State v. Vaughan

STATE OF HAWAI`I, Plaintiff-Appellee,
v.
DANIEL WAYNE VAUGHAN, Defendant-Appellant.

No. 28966.

Intermediate Court of Appeals of Hawaii.

September 10, 2008.

On the briefs: Christian G. Enright, Deputy Public Defender, for Defendant-Appellant.

Leon Pasker, Deputy Prosecuting Attorney, County of Hawai`i, for Plaintiff-Appellee.

SUMMARY DISPOSITION ORDER

WATANABE, Presiding Judge, Foley and Nakamura, JJ.

Defendant-Appellant Daniel Wayne Vaughan (Vaughan) appeals the Judgment filed on January 8, 2008 in the District Court of the Third Circuit, North and South Kona Division (district court).[1]

The district court convicted Vaughan of Inattention to Driving, in violation of Hawaii Revised Statutes (HRS) § 291-12 (2007 Repl.).

On appeal, Vaughan contends the State of Hawaii (State) failed to prove beyond a reasonable doubt all of the elements to convict him of Inattention to Driving, specifically that Vaughan operated his motorcycle without due care or with a negligent state of mind.

Upon careful review of the record and the briefs submitted by the parties and having given due consideration to the arguments advanced and the issues raised by the parties, we resolve Vaughan's point of error as follows:

In State v. Mitchell, 94 Hawai`i 388, 15 P.3d 314 (App. 2000), this court stated that the State must prove a defendant acted at least negligently to convict the defendant of Inattention to Driving. 94 Haw. at 401-02, 15 P.3d at 327-28.

In the instant case, the district court stated: "The [S]tate is required to prove beyond a reasonable doubt that the defendant operated his vehicle without due care or in a manner as to cause a collision with or injury or damage to any vehicle or other property. And the [S]tate need only prove simple negligence."

However, while the instant case was pending on appeal, the Hawai`i Supreme Court in State v. Bayly, 118 Hawai`i 1, 185 P.3d 186 (2008), held that the state of mind required to convict a defendant of Inattention to Driving is intentionally, knowingly, or recklessly. 118 Haw. at 9-10, 185 P.3d at 194-95 (specifically overruling State v. Reyes, 57 Haw. 533, 560 P.2d 114 (1977)).

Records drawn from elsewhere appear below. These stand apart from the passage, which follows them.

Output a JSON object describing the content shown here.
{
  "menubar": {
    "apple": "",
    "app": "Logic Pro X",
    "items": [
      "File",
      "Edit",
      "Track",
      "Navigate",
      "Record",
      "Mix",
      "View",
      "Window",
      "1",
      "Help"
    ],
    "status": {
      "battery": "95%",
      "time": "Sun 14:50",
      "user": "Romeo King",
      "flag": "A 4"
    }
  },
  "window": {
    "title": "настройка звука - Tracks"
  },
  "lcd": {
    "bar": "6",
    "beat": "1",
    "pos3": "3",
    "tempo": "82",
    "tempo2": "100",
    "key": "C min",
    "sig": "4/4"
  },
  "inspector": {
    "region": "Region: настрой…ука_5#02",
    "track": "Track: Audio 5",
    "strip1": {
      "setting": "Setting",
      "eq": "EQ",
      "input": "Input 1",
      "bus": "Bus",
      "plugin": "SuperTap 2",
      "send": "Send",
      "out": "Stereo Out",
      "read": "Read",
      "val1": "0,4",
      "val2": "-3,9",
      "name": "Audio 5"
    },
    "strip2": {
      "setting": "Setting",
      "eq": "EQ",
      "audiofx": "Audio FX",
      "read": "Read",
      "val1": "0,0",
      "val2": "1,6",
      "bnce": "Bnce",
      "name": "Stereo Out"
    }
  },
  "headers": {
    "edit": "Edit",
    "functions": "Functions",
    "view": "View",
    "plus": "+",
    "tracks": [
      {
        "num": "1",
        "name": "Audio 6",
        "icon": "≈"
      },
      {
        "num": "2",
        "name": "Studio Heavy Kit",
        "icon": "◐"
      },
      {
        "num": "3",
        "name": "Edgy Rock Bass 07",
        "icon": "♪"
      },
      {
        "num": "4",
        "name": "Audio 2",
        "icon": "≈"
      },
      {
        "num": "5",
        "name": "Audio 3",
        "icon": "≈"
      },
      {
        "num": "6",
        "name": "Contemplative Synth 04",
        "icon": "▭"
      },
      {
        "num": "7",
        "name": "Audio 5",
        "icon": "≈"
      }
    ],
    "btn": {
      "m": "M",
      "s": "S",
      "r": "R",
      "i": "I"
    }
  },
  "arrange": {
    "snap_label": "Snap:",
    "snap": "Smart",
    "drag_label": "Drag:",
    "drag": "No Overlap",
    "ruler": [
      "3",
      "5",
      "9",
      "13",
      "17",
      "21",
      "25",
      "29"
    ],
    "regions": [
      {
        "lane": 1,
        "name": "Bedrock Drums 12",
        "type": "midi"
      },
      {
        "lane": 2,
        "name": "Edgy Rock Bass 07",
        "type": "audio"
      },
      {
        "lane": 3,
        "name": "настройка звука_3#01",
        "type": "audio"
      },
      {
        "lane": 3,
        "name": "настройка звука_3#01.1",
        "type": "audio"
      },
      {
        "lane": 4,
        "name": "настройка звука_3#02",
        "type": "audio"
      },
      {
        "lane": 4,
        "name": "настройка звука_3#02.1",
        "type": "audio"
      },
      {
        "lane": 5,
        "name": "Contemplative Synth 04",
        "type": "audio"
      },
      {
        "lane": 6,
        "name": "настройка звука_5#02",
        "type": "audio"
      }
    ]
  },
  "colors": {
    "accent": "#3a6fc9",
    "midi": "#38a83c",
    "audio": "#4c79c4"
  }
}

A negligent state of mind is not sufficient to convict a defendant of Inattention to Driving.

Therefore,

The Judgment filed on January 8, 2008 in the District Court of the Third Circuit, North and South Kona Division, is vacated, and this case is remanded for a new trial.

NOTES

[1] The Honorable Joseph P. Florendo presided.